Per capire però come nelle intenzioni di Yehoshua non si insinui neppure un sospetto di buonismo, basta fare una cosa: leggere i suoi libri. Niente di meno consolatorio. A cominciare dal Signor Mani (del 1990): in cinque dialoghi sottoforma di monologo ( come se ascoltassimo qualcuno che parla al telefono) vengono ripercorsi «cinque incroci pericolosi e decisivi» della storia ebraica tra Otto e Novecento, «ma a ritroso, sulla falsariga dell’anamnesi psicanalitica» dice. Lo considera il suo romanzo più riuscito. È anche il più sfiancante.

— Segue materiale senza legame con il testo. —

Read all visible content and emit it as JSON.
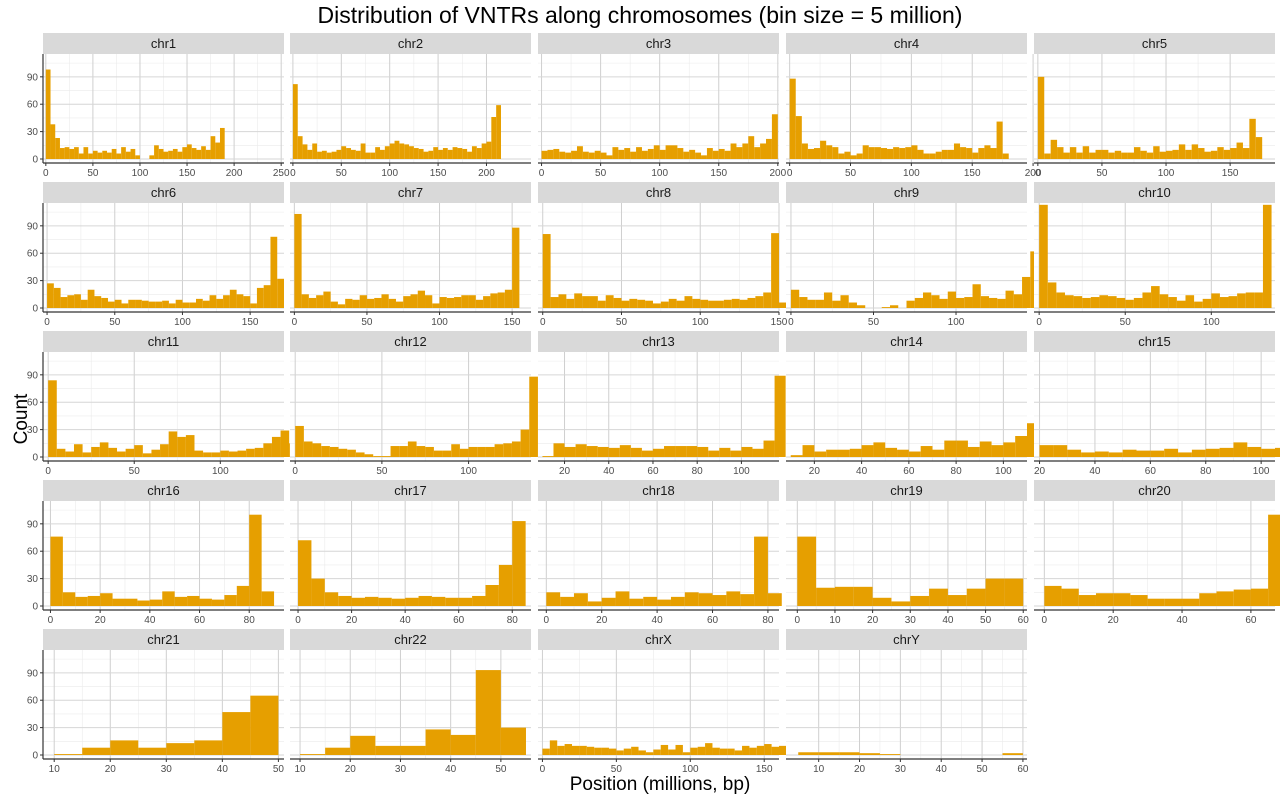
{
  "chart_data": {
    "type": "bar",
    "title": "Distribution of VNTRs along chromosomes (bin size = 5 million)",
    "xlabel": "Position (millions, bp)",
    "ylabel": "Count",
    "ylim": [
      0,
      115
    ],
    "y_ticks": [
      0,
      30,
      60,
      90
    ],
    "bin_width": 5,
    "bar_color": "#E69F00",
    "strip_color": "#D9D9D9",
    "grid": true,
    "layout": {
      "rows": 5,
      "cols": 5,
      "x_axis_shared_per_row": true
    },
    "panels": [
      {
        "name": "chr1",
        "xlim": [
          -3,
          253
        ],
        "x_ticks": [
          0,
          50,
          100,
          150,
          200,
          250
        ],
        "start": 0,
        "values": [
          98,
          38,
          23,
          12,
          13,
          11,
          13,
          6,
          13,
          6,
          9,
          7,
          9,
          7,
          11,
          6,
          13,
          8,
          11,
          4,
          0,
          0,
          4,
          15,
          11,
          8,
          9,
          11,
          8,
          13,
          16,
          12,
          10,
          14,
          10,
          25,
          18,
          34
        ]
      },
      {
        "name": "chr2",
        "xlim": [
          -3,
          246
        ],
        "x_ticks": [
          0,
          50,
          100,
          150,
          200
        ],
        "start": 0,
        "values": [
          82,
          25,
          16,
          10,
          17,
          8,
          9,
          7,
          8,
          10,
          14,
          12,
          10,
          9,
          17,
          7,
          7,
          13,
          10,
          14,
          17,
          20,
          17,
          16,
          14,
          12,
          11,
          8,
          9,
          13,
          10,
          12,
          10,
          13,
          12,
          11,
          8,
          14,
          12,
          17,
          19,
          46,
          59
        ]
      },
      {
        "name": "chr3",
        "xlim": [
          -3,
          201
        ],
        "x_ticks": [
          0,
          50,
          100,
          150,
          200
        ],
        "start": 0,
        "values": [
          9,
          10,
          11,
          8,
          7,
          9,
          14,
          8,
          7,
          9,
          7,
          4,
          13,
          10,
          12,
          8,
          13,
          9,
          11,
          15,
          10,
          15,
          15,
          12,
          8,
          10,
          7,
          4,
          12,
          9,
          11,
          9,
          17,
          13,
          17,
          25,
          13,
          17,
          22,
          49
        ]
      },
      {
        "name": "chr4",
        "xlim": [
          -3,
          195
        ],
        "x_ticks": [
          0,
          50,
          100,
          150,
          200
        ],
        "start": 0,
        "values": [
          88,
          47,
          17,
          11,
          12,
          20,
          15,
          13,
          6,
          8,
          4,
          6,
          15,
          13,
          13,
          12,
          11,
          13,
          12,
          13,
          15,
          10,
          6,
          6,
          8,
          10,
          10,
          17,
          13,
          12,
          7,
          12,
          15,
          12,
          41,
          6
        ]
      },
      {
        "name": "chr5",
        "xlim": [
          -3,
          185
        ],
        "x_ticks": [
          0,
          50,
          100,
          150
        ],
        "start": 0,
        "values": [
          90,
          6,
          21,
          13,
          7,
          13,
          7,
          14,
          7,
          10,
          10,
          7,
          9,
          7,
          7,
          13,
          9,
          7,
          14,
          8,
          9,
          10,
          16,
          10,
          16,
          12,
          8,
          9,
          13,
          10,
          12,
          18,
          12,
          44,
          24
        ]
      },
      {
        "name": "chr6",
        "xlim": [
          -3,
          175
        ],
        "x_ticks": [
          0,
          50,
          100,
          150
        ],
        "start": 0,
        "values": [
          27,
          22,
          12,
          14,
          15,
          9,
          20,
          13,
          11,
          7,
          9,
          5,
          9,
          9,
          8,
          7,
          7,
          8,
          5,
          9,
          6,
          6,
          10,
          8,
          14,
          10,
          14,
          20,
          15,
          13,
          5,
          22,
          25,
          78,
          32
        ]
      },
      {
        "name": "chr7",
        "xlim": [
          -3,
          163
        ],
        "x_ticks": [
          0,
          50,
          100,
          150
        ],
        "start": 0,
        "values": [
          103,
          15,
          11,
          14,
          18,
          7,
          4,
          10,
          9,
          14,
          10,
          11,
          15,
          10,
          7,
          13,
          15,
          19,
          14,
          5,
          12,
          11,
          12,
          14,
          14,
          9,
          13,
          16,
          17,
          20,
          88
        ]
      },
      {
        "name": "chr8",
        "xlim": [
          -3,
          150
        ],
        "x_ticks": [
          0,
          50,
          100,
          150
        ],
        "start": 0,
        "values": [
          81,
          12,
          15,
          10,
          16,
          13,
          13,
          8,
          14,
          11,
          8,
          10,
          9,
          8,
          5,
          7,
          10,
          8,
          13,
          10,
          9,
          8,
          8,
          9,
          10,
          9,
          11,
          13,
          17,
          82,
          6
        ]
      },
      {
        "name": "chr9",
        "xlim": [
          -3,
          143
        ],
        "x_ticks": [
          0,
          50,
          100
        ],
        "start": 0,
        "values": [
          20,
          12,
          9,
          9,
          17,
          8,
          14,
          6,
          3,
          0,
          0,
          1,
          3,
          0,
          8,
          11,
          17,
          14,
          10,
          18,
          11,
          12,
          26,
          13,
          11,
          10,
          19,
          15,
          34,
          62
        ]
      },
      {
        "name": "chr10",
        "xlim": [
          -3,
          137
        ],
        "x_ticks": [
          0,
          50,
          100
        ],
        "start": 0,
        "values": [
          113,
          28,
          17,
          14,
          13,
          11,
          12,
          14,
          13,
          11,
          9,
          11,
          17,
          24,
          15,
          12,
          8,
          14,
          7,
          10,
          16,
          12,
          13,
          16,
          17,
          17,
          113
        ]
      },
      {
        "name": "chr11",
        "xlim": [
          -3,
          137
        ],
        "x_ticks": [
          0,
          50,
          100
        ],
        "start": 0,
        "values": [
          84,
          9,
          6,
          14,
          5,
          11,
          16,
          10,
          6,
          9,
          13,
          4,
          8,
          14,
          28,
          22,
          24,
          7,
          5,
          5,
          7,
          6,
          7,
          9,
          10,
          15,
          22,
          29,
          15
        ]
      },
      {
        "name": "chr12",
        "xlim": [
          -3,
          136
        ],
        "x_ticks": [
          0,
          50,
          100
        ],
        "start": 0,
        "values": [
          34,
          17,
          15,
          12,
          11,
          9,
          8,
          5,
          3,
          1,
          1,
          12,
          12,
          17,
          12,
          11,
          7,
          7,
          14,
          9,
          11,
          11,
          11,
          14,
          15,
          17,
          30,
          88
        ]
      },
      {
        "name": "chr13",
        "xlim": [
          8,
          117
        ],
        "x_ticks": [
          20,
          40,
          60,
          80,
          100
        ],
        "start": 10,
        "values": [
          1,
          15,
          11,
          14,
          12,
          11,
          10,
          13,
          10,
          7,
          9,
          12,
          12,
          12,
          11,
          7,
          10,
          7,
          11,
          9,
          18,
          89
        ]
      },
      {
        "name": "chr14",
        "xlim": [
          8,
          110
        ],
        "x_ticks": [
          20,
          40,
          60,
          80,
          100
        ],
        "start": 10,
        "values": [
          2,
          13,
          6,
          8,
          8,
          9,
          13,
          16,
          10,
          8,
          6,
          12,
          8,
          18,
          18,
          11,
          17,
          13,
          16,
          23,
          37,
          33
        ]
      },
      {
        "name": "chr15",
        "xlim": [
          18,
          105
        ],
        "x_ticks": [
          20,
          40,
          60,
          80,
          100
        ],
        "start": 20,
        "values": [
          13,
          13,
          8,
          5,
          6,
          5,
          8,
          7,
          7,
          9,
          5,
          8,
          9,
          10,
          16,
          11,
          9,
          10,
          13,
          13,
          20
        ]
      },
      {
        "name": "chr16",
        "xlim": [
          -3,
          94
        ],
        "x_ticks": [
          0,
          20,
          40,
          60,
          80
        ],
        "start": 0,
        "values": [
          76,
          15,
          10,
          11,
          14,
          8,
          8,
          6,
          7,
          16,
          10,
          11,
          8,
          7,
          12,
          22,
          100,
          16
        ]
      },
      {
        "name": "chr17",
        "xlim": [
          -3,
          87
        ],
        "x_ticks": [
          0,
          20,
          40,
          60,
          80
        ],
        "start": 0,
        "values": [
          72,
          30,
          15,
          11,
          9,
          10,
          9,
          8,
          9,
          11,
          10,
          9,
          9,
          11,
          23,
          45,
          93
        ]
      },
      {
        "name": "chr18",
        "xlim": [
          -3,
          84
        ],
        "x_ticks": [
          0,
          20,
          40,
          60,
          80
        ],
        "start": 0,
        "values": [
          15,
          10,
          14,
          5,
          9,
          16,
          8,
          10,
          7,
          10,
          15,
          14,
          12,
          16,
          13,
          76,
          14
        ]
      },
      {
        "name": "chr19",
        "xlim": [
          -3,
          61
        ],
        "x_ticks": [
          0,
          10,
          20,
          30,
          40,
          50,
          60
        ],
        "start": 0,
        "values": [
          76,
          20,
          21,
          21,
          9,
          5,
          11,
          19,
          12,
          19,
          30,
          30
        ]
      },
      {
        "name": "chr20",
        "xlim": [
          -3,
          67
        ],
        "x_ticks": [
          0,
          20,
          40,
          60
        ],
        "start": 0,
        "values": [
          22,
          19,
          12,
          14,
          14,
          12,
          8,
          8,
          8,
          14,
          16,
          18,
          19,
          100
        ]
      },
      {
        "name": "chr21",
        "xlim": [
          8,
          51
        ],
        "x_ticks": [
          10,
          20,
          30,
          40,
          50
        ],
        "start": 10,
        "values": [
          1,
          8,
          16,
          8,
          13,
          16,
          47,
          65
        ]
      },
      {
        "name": "chr22",
        "xlim": [
          8,
          56
        ],
        "x_ticks": [
          10,
          20,
          30,
          40,
          50
        ],
        "start": 10,
        "values": [
          1,
          8,
          21,
          10,
          10,
          28,
          22,
          93,
          30
        ]
      },
      {
        "name": "chrX",
        "xlim": [
          -3,
          160
        ],
        "x_ticks": [
          0,
          50,
          100,
          150
        ],
        "start": 0,
        "values": [
          7,
          16,
          10,
          12,
          10,
          10,
          9,
          8,
          8,
          7,
          5,
          7,
          9,
          5,
          3,
          6,
          11,
          6,
          11,
          3,
          8,
          9,
          13,
          8,
          7,
          7,
          5,
          10,
          8,
          10,
          12,
          9,
          10
        ]
      },
      {
        "name": "chrY",
        "xlim": [
          2,
          61
        ],
        "x_ticks": [
          10,
          20,
          30,
          40,
          50,
          60
        ],
        "start": 0,
        "values": [
          0,
          3,
          3,
          3,
          2,
          1,
          0,
          0,
          0,
          0,
          0,
          2
        ]
      }
    ]
  }
}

Quello che rischiato di stroncargli la carriera: «L’idea del libro mi venne una notte, lo avevo tutto in mente dall’inizio alla fine. Ho cominciato a scrivere. Avanzavo spedito. Poi, a metà, di colpo mi paralizzo. Vuoto. Come fosse saltata la luce. Non riuscivo a concludere una frase. Ero sbigottito. Non mi era mai successo prima. E non mi mai più accaduto in seguito. Ho mollato tutto, solo tempo dopo sono riuscito a riavviare il motore di quel romanzo».
L’idea del Signor Mani è del 1982, sulla spinta di due eventi traumatici: «La morte di mio padre e la guerra in Libano. Venni richiamato subito. In caserma arrivò un ufficiale. E ci spiegò tutto il piano come un compito facile facile: Ora noi andiamo lì, occupiamo Beirut, ci accordiamo con i cristiani e riportiamo l’ordine e la pace. Non potevo crederci. Invadere una capitale araba?! Come se domani, a Roma, le bussassero alla porta per dirle: Si prepari, Berlusconi ha deciso di riannettersi la Corsica. La realtà era impazzita. Di botto non capivo più niente, il mio Paese, la gente, la stampa…In quei casi che fai? Ho scritto un libro che è un arretramento a tappe nel passato. Perché nei momenti di delirio il presente non basta più: anche se frughi nelle pieghe non ci trovi più un solo elemento che ti aiuti a capire. Certe volte il presente è un vetro troppo affumicato per vederci attraverso, non trova?». Altrochè.